L’espace est devenu une arène essentielle pour les opérations modernes des forces armées et du renseignement, selon le site web New Space Economy. Les satellites peuvent assurer un éventail de fonctions sécuritaires, notamment :
• Les communications : Les satellites rendent possibles les communications sécurisées et cryptées sur la terre, en mer et dans les airs.
• La navigation et la géolocalisation : Les systèmes GPS fournissent un guidage navigationnel fiable dans les applications civiles aussi bien que militaires.
• La surveillance et la reconnaissance : Les caméras et les capteurs de haute résolution peuvent fournir des renseignements vitaux.
• Les systèmes d’alerte précoce : Les satellites peuvent détecter les lancements de missile, les mouvements des soldats et des navires et d’autres menaces potentielles, pour offrir un temps de réponse plus long.
Les pays africains ne sont pas satisfaits de lancer simplement leurs satellites et recueillir des données pour leur propre compte. Sur le continent, les pays montrent leur désir et capacité de bâtir des partenariats internationaux dans le but de faire avancer la technologie spatiale dans le monde et même de soutenir plus encore l’exploration de l’espace par les êtres humains.
Maurice, l’un des plus petits pays d’Afrique, a déployé son premier satellite MIR-SAT1 en 2021. En avril 2024, Maurice a aussi organisé son premier symposium international de l’espace, événement de deux jours ayant pour but « le partage des connaissances, l’exploration, l’innovation et l’unité », selon une déclaration gouvernementale.
En 2022, SANSA a renouvelé un partenariat d’exploration lunaire avec la NASA en commençant la construction du site d’un nouveau centre de communication qui soutiendra Artemis, dans le but de faire retourner les humains sur la lune et préparer d’autres missions d’exploration spatiale.
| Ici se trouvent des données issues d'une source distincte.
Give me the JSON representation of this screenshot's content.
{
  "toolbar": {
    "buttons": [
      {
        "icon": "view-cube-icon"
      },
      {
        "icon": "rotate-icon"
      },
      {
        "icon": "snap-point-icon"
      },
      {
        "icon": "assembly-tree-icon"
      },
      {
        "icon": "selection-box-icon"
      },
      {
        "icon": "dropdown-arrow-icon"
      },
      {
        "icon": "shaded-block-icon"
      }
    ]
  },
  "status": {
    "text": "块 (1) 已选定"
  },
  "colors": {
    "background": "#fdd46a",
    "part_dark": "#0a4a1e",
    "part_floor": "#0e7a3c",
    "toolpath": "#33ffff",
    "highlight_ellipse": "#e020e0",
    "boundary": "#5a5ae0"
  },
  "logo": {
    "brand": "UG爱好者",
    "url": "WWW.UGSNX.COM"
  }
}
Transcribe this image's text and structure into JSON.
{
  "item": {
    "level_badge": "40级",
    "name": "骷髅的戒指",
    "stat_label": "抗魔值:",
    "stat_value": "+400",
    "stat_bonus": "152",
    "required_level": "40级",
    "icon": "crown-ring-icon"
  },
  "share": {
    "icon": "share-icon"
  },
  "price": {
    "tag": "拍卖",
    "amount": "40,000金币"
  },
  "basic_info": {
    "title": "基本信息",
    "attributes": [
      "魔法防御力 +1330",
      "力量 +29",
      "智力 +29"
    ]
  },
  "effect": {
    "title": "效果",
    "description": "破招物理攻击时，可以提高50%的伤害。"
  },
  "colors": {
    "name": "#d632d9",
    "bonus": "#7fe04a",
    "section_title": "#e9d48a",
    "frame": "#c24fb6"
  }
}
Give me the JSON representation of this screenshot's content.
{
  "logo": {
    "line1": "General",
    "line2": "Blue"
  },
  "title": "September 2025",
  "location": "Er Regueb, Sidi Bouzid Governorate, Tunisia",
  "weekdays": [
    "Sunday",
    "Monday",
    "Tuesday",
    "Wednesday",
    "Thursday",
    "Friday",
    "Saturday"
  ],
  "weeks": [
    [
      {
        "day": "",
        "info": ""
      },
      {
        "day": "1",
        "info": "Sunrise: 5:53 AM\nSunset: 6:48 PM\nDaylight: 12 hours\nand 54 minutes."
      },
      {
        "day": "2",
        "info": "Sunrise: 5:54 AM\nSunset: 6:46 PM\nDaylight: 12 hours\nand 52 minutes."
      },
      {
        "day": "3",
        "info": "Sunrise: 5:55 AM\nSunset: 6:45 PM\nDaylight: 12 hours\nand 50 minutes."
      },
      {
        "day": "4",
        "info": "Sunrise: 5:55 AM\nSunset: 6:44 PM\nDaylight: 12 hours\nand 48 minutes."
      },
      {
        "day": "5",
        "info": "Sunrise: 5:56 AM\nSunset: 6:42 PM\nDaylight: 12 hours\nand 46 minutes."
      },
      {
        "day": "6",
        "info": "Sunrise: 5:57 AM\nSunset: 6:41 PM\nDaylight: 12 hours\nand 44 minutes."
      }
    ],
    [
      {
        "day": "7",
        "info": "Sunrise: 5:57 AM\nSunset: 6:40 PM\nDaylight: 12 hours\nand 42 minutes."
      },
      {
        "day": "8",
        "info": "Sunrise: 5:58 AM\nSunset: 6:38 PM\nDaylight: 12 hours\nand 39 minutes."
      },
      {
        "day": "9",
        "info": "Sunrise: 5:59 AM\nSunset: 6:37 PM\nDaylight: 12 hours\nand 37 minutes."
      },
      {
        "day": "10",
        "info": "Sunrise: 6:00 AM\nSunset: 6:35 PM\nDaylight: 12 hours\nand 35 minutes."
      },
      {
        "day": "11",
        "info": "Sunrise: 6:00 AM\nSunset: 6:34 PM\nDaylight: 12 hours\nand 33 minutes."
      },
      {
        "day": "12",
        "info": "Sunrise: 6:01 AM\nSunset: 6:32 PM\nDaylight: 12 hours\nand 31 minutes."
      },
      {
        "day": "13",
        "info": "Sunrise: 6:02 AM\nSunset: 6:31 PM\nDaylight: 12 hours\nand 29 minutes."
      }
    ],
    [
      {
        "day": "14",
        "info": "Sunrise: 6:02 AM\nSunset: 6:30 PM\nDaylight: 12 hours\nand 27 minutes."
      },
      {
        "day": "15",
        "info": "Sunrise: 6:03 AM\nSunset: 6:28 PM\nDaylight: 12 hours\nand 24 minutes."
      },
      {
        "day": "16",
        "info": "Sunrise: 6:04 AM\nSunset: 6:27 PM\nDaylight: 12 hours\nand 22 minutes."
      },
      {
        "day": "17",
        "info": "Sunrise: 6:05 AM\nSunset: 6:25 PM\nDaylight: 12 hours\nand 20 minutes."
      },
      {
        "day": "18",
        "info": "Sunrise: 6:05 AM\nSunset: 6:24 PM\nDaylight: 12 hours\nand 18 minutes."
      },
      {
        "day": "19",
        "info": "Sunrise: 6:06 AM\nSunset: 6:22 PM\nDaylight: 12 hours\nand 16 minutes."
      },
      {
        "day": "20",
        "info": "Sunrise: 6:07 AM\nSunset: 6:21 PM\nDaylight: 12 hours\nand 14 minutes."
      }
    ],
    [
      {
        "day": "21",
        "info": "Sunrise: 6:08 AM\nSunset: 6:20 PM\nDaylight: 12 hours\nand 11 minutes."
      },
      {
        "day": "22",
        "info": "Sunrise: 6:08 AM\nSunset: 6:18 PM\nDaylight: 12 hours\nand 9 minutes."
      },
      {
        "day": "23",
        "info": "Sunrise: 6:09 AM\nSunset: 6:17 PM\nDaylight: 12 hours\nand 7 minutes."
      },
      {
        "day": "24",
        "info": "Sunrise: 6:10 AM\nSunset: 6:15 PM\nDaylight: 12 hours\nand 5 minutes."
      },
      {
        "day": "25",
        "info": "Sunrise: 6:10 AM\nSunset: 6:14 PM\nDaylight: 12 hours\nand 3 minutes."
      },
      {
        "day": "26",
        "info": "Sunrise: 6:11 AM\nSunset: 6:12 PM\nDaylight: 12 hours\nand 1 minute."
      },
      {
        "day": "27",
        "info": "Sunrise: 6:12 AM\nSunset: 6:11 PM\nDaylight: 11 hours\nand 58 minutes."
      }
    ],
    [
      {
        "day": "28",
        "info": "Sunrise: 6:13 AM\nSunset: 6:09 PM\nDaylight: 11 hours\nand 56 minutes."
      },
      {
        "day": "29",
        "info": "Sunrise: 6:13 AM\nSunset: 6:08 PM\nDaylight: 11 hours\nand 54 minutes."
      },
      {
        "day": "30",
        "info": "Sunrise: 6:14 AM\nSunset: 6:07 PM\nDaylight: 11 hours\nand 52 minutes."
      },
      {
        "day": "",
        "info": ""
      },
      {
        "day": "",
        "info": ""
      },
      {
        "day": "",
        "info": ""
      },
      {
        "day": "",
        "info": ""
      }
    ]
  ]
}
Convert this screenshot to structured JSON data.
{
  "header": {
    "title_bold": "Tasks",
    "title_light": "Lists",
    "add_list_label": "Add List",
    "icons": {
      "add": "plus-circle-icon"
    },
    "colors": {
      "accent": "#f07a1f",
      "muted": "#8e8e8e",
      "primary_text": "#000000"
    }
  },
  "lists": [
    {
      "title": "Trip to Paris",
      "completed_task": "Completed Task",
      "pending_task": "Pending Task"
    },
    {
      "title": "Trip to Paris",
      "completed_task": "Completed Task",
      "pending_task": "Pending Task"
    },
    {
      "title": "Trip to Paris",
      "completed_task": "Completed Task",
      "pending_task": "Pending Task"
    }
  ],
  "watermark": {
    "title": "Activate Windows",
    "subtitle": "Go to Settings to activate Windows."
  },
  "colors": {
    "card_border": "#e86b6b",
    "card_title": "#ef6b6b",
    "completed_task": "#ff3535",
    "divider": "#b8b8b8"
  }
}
Une nouvelle antenne des sites terrestres d’exploration lunaire (LEGS) est prévue pour Matjiesfontein (Afrique du Sud). Les deux pays ont aussi déclaré conjointement leur intention de formaliser leur partenariat d’exploration spatiale. L’antenne LEGS sera le deuxième de trois dispositifs de 18 à 24 mètres installés dans le monde « pour assurer une connectivité presque continue entre la Terre et les astronautes à bord du véhicule spatial Artemis de la NASA, ainsi que les vaisseaux spatiaux en orbite autour de la Lune », selon un rapport de la NASA. On anticipe qu’elle sera complétée en 2026.
Le programme Artemis est une mission ambitieuse de la NASA visant à amener sur le sol lunaire la première femme et membre d’une minorité ethnique, y établir une présence de longue durée et utiliser ce qui est appris pour envoyer les premiers astronautes vers Mars. Et un pays africain va participer à la réalisation de ce projet.